In the network economy, chips and bandwidth are not the only things headed toward the asymptotic free. Calculation is too. The cost of computation--as measured by the millions of calculations per second per dollar--is headed toward the free. Transaction costs also dive toward the free. Information itself--headlines and stock quotes--plunges toward the free, too. Real-time stock quotes, for instance, were once high-priced insider information. Lately they have become so widely available that they must conform to a stock quote "spec" so that generic web browsers can read them uniformly.

Feedback loops saturate networks.

Since so many people and machines are interlinked in overlapping feedback loops, virtuous circles form. One, two, three, four, it all adds up to more.

• Expanding knowledge makes computers smarter.
• As computers get smarter we transfer some of that intelligence to the production line, lowering costs of goods and raising their perfection--including chips.
• Cheaper chips lower the cost of setting up a competing enterprise, so competition and spreading knowledge lowers the prices yet more.
• The know-how of cheapness spreads throughout industry quickly and makes its way back to the creation of better/cheaper chip and communication tools.

That virtuous circle feeds itself voraciously. So potent is compounding chip power that everything it touches--cars, clothes, food--falls under its spell. Prices dip and quality rises in all goods; not mildly, but precipitously. For example, between 1971 and 1989 a standard 17-cubic foot refrigerator declined in price by a third (in real dollars) while becoming 27% more energy efficient and sporting more features, such as ice-making. In 1988 Radio Shack listed a cellular phone for $1,500. Ten years later they list a better one for $200.

Most of the increase in value we've seen in products comes from the power of the chip. But in the network economy, shrinking chip meets exploding net to create wealth. Just as we leveraged compounded learning in creating the microprocessor revolution, we are leveraging the same amplifying loops in creating the global communications revolution. We can now harness the virtues of networked communications to directly and indirectly create better versions of networked communications. When quality feeds on itself in such a manner, we witness discontinuous change: in this case, a new economy.

Almost from their birth in 1971, microprocessors experienced steep inverted pricing. The chip's pricing plunge is called Moore's Law, after Gordon Moore, the Intel engineer who first observed the amazing, steady increase in computer power per dollar. Moore's Law states that computer chips are halving in price, or doubling in power every 18 months. Now, telecommunications is about to experience the kind of plunge that microprocessor chips have taken--but even more drastically. The net's curve is called Gilder's Law, for George Gilder, a radical technotheorist, who forecasts that for the foreseeable future (the next 10 years), the total bandwidth of communication systems will triple every 12 months.

The conjunction of escalating communication power with shrinking size of jelly bean nodes at collapsing prices leads Gilder to speak of bandwidth becoming free. What he means is that the price per bit transmitted drops down toward the free.
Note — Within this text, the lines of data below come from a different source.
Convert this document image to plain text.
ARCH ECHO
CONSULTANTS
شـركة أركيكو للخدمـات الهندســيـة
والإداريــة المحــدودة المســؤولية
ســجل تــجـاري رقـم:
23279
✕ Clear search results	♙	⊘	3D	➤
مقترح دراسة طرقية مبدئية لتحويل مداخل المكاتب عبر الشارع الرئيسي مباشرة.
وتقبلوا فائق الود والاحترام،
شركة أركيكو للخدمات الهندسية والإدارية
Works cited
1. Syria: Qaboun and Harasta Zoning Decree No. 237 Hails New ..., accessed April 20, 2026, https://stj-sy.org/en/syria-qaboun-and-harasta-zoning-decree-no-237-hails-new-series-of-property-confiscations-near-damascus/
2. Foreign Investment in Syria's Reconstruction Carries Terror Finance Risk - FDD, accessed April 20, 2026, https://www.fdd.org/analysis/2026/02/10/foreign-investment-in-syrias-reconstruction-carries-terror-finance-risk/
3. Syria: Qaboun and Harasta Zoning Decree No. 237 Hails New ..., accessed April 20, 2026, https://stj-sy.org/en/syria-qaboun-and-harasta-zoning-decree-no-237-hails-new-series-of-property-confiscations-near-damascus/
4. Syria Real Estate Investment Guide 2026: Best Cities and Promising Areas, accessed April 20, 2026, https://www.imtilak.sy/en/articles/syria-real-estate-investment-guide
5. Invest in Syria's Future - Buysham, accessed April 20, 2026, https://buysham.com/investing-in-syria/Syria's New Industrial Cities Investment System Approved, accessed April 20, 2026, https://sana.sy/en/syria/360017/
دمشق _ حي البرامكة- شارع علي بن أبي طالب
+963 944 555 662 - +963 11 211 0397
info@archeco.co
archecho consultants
What he does not mean is that telecom bills drop to zero. Telecom payments are likely to remain steady per month in real dollars as we consume more bits, just as those bits sink in cost.

The cost per bit sinks so low, however, that the per unit cost to the consumer closes in on the free. The cost follows what is called an asymptotic curve. In an asymptotic curve the price point forever nears zero without ever reaching it. It is like Zeno's tortoise: with each step forward, the tortoise gets halfway closer to the limit but never actually crosses it. The trajectory of an asymptotic curve is similar. It so closely parallels the bottom limit of free that it behaves as if it is free.